BrainStorm Cell Therapeutics is mapping out the path forward for its experimental amyotrophic lateral sclerosis (ALS) therapy, and while those plans include a new Phase 3 clinical trial the biotech is slimming down its operations in order to pay for it.
About 30% of BrainStorm’s staff will be laid off, the New York-based biotech company said Tuesday. The company’s most recent financial report issued in August lists 44 employees in the U.S. and Israel. The company expects to complete the job cuts by the end of this year.
The corporate shakeup comes nearly a month after an FDA advisory committee voted against backing NurOwn, BrainStorm’s stem cell therapy for ALS. In explaining their votes, committee member expressed concerns that ranged from uncertainty about the efficacy of the therapy as well as questions about its safety. BrainStorm had pointed to benefit in a subgroup of patients, but FDA staffers and some committee members said these findings by themselves were insufficient to support regulatory approval and would need to be explored further in another clinical trial.
The FDA was expected to issue a regulatory decision for NurOwn in early December, but BrainStorm last week withdrew the application with understanding from the FDA that the company could try again. BrainStorm is now providing some detail about those plans. The company is preparing for a double-blind, placebo-controlled Phase 3b study in the U.S., followed by an open-label extension study.

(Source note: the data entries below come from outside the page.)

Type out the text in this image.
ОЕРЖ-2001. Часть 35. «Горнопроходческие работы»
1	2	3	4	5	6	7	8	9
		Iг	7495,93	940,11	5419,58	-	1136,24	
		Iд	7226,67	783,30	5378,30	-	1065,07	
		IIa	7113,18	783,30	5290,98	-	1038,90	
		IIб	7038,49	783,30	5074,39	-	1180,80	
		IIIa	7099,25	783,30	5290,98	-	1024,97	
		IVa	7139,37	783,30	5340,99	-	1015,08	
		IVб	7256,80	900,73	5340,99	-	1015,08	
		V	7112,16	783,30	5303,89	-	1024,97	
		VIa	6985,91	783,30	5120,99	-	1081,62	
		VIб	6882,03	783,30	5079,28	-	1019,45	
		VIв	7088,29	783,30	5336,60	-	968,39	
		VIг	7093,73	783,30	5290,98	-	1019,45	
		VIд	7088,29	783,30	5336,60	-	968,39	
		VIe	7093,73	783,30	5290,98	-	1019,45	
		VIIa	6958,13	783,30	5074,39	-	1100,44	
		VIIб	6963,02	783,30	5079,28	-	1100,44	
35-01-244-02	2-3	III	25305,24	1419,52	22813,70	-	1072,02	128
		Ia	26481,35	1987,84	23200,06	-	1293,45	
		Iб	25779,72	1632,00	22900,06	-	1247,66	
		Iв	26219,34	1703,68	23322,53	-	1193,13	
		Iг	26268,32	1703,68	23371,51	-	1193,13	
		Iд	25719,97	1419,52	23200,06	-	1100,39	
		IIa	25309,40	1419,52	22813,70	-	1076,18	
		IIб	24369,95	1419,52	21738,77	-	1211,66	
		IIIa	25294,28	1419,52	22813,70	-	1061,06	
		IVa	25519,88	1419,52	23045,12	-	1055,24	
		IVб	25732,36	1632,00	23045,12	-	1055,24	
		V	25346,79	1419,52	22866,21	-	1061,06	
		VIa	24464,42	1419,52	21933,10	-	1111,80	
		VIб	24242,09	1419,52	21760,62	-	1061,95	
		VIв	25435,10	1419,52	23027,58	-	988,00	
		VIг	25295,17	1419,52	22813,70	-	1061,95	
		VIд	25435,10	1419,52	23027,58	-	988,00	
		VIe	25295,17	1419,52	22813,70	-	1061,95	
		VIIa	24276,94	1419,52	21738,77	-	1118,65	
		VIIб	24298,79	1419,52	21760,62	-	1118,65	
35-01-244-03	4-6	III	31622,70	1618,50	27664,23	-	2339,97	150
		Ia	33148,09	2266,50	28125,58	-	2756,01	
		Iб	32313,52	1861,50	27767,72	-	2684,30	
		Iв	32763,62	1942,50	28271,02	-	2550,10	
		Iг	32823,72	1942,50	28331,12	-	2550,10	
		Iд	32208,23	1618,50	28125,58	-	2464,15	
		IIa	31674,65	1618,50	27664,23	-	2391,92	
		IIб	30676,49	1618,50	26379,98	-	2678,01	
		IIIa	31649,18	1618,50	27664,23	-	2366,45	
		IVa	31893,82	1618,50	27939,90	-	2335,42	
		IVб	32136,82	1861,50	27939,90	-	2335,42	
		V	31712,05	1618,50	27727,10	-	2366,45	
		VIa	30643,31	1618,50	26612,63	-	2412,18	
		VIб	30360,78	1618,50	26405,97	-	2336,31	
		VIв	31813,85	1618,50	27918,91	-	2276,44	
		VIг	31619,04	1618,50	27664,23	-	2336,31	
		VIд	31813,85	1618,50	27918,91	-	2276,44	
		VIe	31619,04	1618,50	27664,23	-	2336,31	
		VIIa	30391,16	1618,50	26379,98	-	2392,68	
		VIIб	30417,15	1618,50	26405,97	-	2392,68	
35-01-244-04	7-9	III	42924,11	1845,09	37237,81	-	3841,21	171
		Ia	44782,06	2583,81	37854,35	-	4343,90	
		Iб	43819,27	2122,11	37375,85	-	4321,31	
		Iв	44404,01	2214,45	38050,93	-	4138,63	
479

BrainStorm said it will continue to publish NurOwn data about biomarkers, long-term safety and survival, and the expanded access program that provides patients with an experimental therapy outside of the context of a clinical trial. In addition to preparing for the trial design and subsequent FDA meeting, BrainStorm said it is consulting with NurOwn principal investigators, an additional panel of independent ALS experts, and a patient advisory group.
Financing the new clinical trial will be challenging. BrainStorm’s last financial report shows a cash position of just $748,000. In addition cutting its expenses, the company said it is exploring options to raise money that include non-dilutive grant funding and capitalizing on its technology for manufacturing exosomes from mesenchymal stem cells.
The layoffs will focus on cutting positions not critical to the Phase 3b study and a new FDA submission. Among those losing a job is Kirk Taylor, executive vice president and chief medical officer. BrainStorm said Taylor’s role largely focused on global medical affairs and launch activities for NurOwn. With commercialization no longer imminent, Taylor’s role and others were eliminated. In a securities filing, BrainStorm said it expects the layoffs will lead to costs and expenses ranging between $450,000 and $900,000, mainly for severance and one-time termination benefits.
“We remain steadfast in our goal to make NurOwn available to the ALS community as quickly as possible, and we believe that this strategic realignment offers our best chance for success,” BrainStorm President and CEO Chaim Lebovits said in a prepared statement. “While remaining open to partnership opportunities that could accelerate growth, the steps we are taking now reflect our unwavering commitment to those battling this horrific disease and our firm belief in the potential value of NurOwn.”